Family of Rockford man shot by officer seeks answers
ROCKFORD — The family of the 21-year-old man shot by a Rockford officer during a police chase last week spoke publicly about the incident for the first time Thursday.
Flanked by their attorney, Nenye Uche, of Chicago, Tyris Jones’ parents said they have no information about what led up to the shooting, only what they have seen in local news reports. They do know, based on what Winnebago County State’s Attorney Marilyn Hite Ross reported, that their son was shot in the back at least twice and was not armed.
“I just want to see justice for my son,” Antsine Jones said. “Nothing like this should happen to any parent.”
Jones is currently in critical condition and has already undergone more than one surgery.
“No matter what the circumstances were, my son is laying in a hospital bed right now, fighting for his life,” Rebecca Jones said. “No one is by his bedside but those nurses and those doctors. Please pray for my son and for my family for strength, for us to hold onto our faith so we don’t forget who’s in charge here.”
There have been conflicting reports regarding Jones’ condition. It was initially reported by Rockford Police Chief Dan O’Shea shortly after the shooting that his wounds were not life threatening. It was later learned he was in critical, yet stable condition. Uche said Thursday that Jones was recently in a medically induced coma.
“With anything medical, your condition can change,” Uche said. “Initially he was in critical condition, at some point became stable, then reverted back. Right now, he is about to go into (another) operation. And with any operation or procedure, there is risk. At this point in time, he’s not doing well.”
According to police, officers spotted Jones, who had outstanding warrants, driving on the city’s south side Oct. 2 and attempted to conduct a traffic stop. Instead, a chase ensued.
Authorities say Jones crashed the vehicle and then fled on foot. While running from officers, Jones allegedly approached another motorist. That’s when officer Dominick McNiece fired five shots, hitting Jones once in the arm and twice in the lower back. Hite Ross said at a press conference Saturday that McNiece believed Jones had a weapon. No weapon was recovered.
“We find ourselves yet again in a situation where an unarmed Black man is shot in the back,” Uche said. “That is undisputed. It is also undisputed that Tyris had no weapon on him. Not only did he have no weapon on him, he did not have any weapon around him.”
Uche said he wants to know why McNiece was the only officer on the scene to fire his weapon.
“What we’d like to know why (the officers) didn’t shoot,” he said. “They didn’t feel the need to shoot. Why this particular police officer? What’s going in with him? We want to find out. We want transparency. We have a situation that at the very least involves a traffic stop and fleeing and eluding. No violence is being alleged. This situation should have ended up with a traffic stop at the least, and an arrest for a misdemeanor at the most, not a shooting in the back.”
Also questioned is the involvement of the Winnebago Boone Integrity Task Force, an external commission that investigates use-of-force incidents.
“What are we really investigating?,” he said. “Tyris is not being accused of having a weapon on him. We know the police officer shot him in the back. The only investigation that we’re asking for and the family is asking for is a criminal investigation in to the police officer’s conduct.”
Uche said Jones’ family is seeking a special prosecutor to bring criminal charges against McNiece and that said a civil suit could be filed later.

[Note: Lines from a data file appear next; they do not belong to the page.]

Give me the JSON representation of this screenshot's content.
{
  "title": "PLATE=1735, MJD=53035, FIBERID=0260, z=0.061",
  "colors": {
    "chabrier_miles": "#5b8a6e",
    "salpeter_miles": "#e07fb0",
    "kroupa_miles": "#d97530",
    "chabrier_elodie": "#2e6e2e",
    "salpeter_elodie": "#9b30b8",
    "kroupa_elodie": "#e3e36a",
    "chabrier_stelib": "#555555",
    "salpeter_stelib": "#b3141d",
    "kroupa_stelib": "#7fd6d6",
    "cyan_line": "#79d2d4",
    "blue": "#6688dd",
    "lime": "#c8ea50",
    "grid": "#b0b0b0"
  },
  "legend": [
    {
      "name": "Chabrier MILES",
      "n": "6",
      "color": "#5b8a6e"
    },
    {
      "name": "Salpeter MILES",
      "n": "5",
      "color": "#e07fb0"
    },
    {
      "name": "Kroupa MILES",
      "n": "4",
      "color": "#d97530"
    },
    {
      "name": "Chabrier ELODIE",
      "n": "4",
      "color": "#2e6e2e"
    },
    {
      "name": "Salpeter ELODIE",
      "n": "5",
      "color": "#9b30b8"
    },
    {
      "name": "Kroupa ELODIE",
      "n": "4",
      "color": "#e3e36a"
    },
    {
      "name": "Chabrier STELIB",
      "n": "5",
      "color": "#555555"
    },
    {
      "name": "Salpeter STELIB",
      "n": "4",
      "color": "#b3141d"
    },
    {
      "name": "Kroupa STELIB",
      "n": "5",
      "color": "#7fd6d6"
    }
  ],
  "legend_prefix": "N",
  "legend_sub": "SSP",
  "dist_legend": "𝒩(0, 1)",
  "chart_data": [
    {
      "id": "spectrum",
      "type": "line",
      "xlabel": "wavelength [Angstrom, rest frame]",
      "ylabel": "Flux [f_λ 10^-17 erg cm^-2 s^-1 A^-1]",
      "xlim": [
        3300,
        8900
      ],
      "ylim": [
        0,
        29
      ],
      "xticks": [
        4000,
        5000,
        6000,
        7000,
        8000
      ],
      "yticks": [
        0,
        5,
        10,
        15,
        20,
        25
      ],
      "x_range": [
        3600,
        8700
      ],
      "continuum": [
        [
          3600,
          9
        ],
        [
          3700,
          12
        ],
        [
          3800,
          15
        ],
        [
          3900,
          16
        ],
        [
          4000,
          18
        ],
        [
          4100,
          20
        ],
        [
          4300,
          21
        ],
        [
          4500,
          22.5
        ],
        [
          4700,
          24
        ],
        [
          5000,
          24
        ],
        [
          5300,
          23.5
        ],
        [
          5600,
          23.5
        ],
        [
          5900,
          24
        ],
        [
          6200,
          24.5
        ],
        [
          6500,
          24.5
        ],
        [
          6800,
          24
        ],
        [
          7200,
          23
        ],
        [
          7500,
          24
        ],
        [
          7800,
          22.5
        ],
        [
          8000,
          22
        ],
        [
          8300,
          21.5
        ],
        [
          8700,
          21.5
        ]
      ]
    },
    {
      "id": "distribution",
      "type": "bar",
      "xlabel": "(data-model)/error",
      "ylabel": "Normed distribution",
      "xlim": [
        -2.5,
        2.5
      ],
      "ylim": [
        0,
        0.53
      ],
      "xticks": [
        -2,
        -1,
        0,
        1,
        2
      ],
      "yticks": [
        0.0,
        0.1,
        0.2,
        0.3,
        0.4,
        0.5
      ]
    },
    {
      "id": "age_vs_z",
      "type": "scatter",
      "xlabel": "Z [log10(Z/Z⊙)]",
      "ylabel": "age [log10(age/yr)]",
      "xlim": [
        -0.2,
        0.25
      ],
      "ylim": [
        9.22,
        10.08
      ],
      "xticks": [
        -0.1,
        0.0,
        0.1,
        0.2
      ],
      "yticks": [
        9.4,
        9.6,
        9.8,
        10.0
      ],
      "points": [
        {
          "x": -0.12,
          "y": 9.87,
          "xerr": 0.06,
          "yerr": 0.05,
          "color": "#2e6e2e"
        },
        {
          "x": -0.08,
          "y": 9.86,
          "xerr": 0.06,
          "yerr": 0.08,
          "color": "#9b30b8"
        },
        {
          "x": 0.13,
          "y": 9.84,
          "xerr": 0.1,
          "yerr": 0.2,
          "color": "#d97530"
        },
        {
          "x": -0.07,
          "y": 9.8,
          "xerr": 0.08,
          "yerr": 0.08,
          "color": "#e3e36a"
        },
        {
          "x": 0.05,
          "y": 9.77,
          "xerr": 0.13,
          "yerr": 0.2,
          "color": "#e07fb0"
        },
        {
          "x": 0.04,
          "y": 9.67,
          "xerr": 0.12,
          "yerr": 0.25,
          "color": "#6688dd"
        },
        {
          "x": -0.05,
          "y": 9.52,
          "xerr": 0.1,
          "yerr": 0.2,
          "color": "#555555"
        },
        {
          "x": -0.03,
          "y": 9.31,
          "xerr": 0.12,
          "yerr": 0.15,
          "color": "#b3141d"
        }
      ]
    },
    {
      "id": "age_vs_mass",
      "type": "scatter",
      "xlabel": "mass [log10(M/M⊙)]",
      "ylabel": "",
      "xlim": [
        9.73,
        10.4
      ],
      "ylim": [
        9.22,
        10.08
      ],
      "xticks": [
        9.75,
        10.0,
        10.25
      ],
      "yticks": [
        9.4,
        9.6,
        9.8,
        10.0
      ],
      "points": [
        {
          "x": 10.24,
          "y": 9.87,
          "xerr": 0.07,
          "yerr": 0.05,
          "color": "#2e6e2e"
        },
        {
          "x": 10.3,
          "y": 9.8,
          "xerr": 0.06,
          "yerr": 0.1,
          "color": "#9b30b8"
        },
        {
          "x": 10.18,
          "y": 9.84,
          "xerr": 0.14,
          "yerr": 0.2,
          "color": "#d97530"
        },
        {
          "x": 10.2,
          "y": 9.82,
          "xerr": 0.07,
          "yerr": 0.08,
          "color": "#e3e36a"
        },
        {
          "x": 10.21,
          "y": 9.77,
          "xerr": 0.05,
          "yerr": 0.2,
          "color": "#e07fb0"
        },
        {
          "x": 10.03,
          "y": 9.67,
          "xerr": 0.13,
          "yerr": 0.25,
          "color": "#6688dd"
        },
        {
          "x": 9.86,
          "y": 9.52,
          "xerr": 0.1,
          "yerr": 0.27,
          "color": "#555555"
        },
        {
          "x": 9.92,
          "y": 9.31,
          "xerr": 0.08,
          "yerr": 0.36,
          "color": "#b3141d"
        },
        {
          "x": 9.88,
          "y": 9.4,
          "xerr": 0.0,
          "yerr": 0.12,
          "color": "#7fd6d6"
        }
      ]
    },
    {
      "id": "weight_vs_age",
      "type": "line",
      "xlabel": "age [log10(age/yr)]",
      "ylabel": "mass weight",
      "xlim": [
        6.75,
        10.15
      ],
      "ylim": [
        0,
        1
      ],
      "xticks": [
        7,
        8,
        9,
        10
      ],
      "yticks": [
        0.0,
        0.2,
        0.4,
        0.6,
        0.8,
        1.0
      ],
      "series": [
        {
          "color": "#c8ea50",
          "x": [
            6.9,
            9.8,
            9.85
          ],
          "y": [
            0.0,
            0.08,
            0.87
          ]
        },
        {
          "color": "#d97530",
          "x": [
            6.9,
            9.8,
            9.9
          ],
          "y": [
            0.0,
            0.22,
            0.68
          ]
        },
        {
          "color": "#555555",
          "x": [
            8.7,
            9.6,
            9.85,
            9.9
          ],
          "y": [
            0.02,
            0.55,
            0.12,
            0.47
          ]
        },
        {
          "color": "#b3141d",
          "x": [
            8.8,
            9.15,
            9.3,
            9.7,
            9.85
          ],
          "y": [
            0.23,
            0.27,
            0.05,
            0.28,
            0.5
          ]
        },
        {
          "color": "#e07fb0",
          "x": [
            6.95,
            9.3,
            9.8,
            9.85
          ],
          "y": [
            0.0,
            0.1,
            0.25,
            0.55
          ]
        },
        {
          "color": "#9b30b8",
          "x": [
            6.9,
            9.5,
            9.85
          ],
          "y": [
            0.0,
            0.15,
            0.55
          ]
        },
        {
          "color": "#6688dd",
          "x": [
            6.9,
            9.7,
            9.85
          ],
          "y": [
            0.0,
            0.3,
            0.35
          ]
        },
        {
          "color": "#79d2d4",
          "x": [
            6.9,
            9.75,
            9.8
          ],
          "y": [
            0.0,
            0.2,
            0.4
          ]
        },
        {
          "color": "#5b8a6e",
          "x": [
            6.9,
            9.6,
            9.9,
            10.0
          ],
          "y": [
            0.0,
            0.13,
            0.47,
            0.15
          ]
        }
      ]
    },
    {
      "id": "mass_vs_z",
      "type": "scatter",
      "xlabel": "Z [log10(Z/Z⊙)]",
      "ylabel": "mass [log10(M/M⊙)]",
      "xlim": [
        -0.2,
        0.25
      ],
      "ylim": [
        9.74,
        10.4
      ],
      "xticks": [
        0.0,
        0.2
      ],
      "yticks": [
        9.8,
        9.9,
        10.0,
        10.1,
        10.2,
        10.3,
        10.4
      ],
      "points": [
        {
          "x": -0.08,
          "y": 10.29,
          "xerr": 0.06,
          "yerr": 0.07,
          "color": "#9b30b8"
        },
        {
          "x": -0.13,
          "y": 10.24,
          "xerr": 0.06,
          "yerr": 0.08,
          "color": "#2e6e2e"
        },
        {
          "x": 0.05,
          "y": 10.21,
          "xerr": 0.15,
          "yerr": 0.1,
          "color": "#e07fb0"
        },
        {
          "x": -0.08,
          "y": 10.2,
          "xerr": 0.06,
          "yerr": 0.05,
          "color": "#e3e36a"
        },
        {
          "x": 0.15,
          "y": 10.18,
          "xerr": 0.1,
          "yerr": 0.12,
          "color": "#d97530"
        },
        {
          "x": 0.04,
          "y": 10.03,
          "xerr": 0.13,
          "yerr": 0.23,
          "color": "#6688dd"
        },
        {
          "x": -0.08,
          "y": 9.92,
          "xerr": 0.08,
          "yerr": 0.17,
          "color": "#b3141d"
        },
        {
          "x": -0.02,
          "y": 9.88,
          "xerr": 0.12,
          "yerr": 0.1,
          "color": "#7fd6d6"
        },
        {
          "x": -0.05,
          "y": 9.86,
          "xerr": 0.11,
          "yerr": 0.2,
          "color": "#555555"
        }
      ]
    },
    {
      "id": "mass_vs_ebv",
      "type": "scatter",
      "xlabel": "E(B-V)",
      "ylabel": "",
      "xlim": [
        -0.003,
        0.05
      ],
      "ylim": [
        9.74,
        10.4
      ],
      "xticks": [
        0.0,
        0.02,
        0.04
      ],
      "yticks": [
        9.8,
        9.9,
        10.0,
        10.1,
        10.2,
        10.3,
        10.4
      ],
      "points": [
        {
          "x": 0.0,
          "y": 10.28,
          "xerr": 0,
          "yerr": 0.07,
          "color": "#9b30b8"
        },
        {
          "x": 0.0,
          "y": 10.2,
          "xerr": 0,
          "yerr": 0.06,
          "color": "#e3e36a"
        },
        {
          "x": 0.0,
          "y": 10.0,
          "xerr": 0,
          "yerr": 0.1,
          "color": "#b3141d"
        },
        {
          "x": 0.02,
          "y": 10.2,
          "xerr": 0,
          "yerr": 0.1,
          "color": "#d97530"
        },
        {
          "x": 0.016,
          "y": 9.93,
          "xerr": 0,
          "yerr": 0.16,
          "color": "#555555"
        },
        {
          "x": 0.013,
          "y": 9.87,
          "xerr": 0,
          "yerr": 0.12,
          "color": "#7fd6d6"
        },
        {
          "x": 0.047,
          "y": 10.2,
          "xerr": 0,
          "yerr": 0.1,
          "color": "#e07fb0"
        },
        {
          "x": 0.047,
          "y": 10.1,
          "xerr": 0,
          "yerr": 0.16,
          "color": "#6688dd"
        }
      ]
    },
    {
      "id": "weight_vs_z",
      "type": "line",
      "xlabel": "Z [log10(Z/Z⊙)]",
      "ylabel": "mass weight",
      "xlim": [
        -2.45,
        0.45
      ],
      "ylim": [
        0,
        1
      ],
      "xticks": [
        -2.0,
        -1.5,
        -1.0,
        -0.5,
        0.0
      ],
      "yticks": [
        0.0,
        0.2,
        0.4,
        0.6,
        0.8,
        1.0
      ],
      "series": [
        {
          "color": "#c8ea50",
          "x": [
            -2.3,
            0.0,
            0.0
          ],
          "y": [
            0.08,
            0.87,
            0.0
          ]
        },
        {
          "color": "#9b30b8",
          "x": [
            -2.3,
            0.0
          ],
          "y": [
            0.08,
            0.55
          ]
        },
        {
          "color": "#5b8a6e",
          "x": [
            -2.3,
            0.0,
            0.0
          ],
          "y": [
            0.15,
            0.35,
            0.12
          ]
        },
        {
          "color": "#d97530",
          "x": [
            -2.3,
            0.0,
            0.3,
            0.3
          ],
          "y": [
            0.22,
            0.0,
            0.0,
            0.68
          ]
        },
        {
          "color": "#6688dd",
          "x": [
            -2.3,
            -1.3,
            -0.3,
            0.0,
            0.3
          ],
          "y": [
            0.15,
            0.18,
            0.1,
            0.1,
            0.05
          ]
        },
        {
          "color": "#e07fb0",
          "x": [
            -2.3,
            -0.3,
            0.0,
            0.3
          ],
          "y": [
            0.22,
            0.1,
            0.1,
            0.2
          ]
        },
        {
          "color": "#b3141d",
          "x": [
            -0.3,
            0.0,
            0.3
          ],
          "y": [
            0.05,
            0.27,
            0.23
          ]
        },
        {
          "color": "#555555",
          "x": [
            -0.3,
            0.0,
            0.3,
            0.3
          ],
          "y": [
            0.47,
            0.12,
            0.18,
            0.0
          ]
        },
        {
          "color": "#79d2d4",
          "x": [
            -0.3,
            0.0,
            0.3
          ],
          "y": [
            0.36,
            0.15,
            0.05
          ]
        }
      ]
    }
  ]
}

The attorney also credited Rockford Mayor Tom McNamara for his push to equip the Rockford Police Department with body-worn cameras. He said although cameras must also come with policy changes, they are an important first step to hold officers accountable and keep the public informed.
“They have to institute proper police reform and proper training,” he said. “But I do feel that with body cameras activated–not just having them–actually activated and working, even bad police officers will think hard before they do something illegal. It’s a first step. Once the public knows there’s a shooting and there’s a body camera they get to watch and see what happened, that goes a long way as opposed to a situation where we don’t have body cameras.”